Sayın Ahmet NERGİZ, devletin aracını makam aracı olarak kullanmanız artık sosyal medyada  da eleştiri konusu olmaya başladı. Aktif siyasete hazırlanan birisi olarak bu tür davranışlar hep kara tahtaya yazılır bilesiniz!

Sayın Şahap AŞIKOĞLU, Güzelyurt ve yöresindeki okuma yazma bilmeyen kadınlarımız kursların burada da olmasını isteyen bildirimlerde bulunmaya başladı. Vakıf olarak umarız bu isteği geri çevirmezsiniz!

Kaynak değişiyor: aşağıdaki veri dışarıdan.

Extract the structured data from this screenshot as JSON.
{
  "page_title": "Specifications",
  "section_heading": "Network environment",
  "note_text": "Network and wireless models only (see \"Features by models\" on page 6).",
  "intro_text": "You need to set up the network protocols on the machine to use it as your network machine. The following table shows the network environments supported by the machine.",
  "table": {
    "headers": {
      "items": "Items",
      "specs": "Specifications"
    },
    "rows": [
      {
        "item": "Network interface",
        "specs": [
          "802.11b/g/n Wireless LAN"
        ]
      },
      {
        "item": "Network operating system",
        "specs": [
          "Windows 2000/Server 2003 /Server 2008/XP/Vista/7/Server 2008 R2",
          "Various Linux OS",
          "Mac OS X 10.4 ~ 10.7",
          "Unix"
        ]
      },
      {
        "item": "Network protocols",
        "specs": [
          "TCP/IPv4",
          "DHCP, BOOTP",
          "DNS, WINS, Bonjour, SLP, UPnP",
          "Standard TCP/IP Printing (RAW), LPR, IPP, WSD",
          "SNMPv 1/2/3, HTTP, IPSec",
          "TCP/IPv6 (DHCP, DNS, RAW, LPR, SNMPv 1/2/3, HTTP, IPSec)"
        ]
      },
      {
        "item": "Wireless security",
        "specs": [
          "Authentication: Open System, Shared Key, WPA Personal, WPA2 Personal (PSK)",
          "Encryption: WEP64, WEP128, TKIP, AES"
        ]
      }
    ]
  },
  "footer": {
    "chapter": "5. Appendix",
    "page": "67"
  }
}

Sayın Bülent DİZDARLI, sizin gibi mülayim ve hoşgörülü birisi de artık çileden çıkıp isyan bayrağını açmaya başladıysa durumlar göründüğünden de vahim demektir. Sosyal medyayı çok dizginleyemezsiniz ama basın konusunda yapabileceğiniz çok şeyler var!

Sayın Talip ATALAY, dinler arası diyalog perdesi ardında yaşananlar artık fazlasıyla merak konusu olmaya başladı. Bu organizasyonlarda Kıbrıslı Türklere hizmet eden tek bir icraatınız oldu mu, olduysa nedir açıklayınız lütfen!

Sayın Erol ATAKAN, iş dünyasında şu sıralar en fazla sizin adınız konuşulmaya başlandı. Bir takım söylentiler çok yakında başınızın epey ağrıyacağına işaret ediyor. Umarız sizin de söyleyeceğiniz bir şeyler olacaktır değil mi!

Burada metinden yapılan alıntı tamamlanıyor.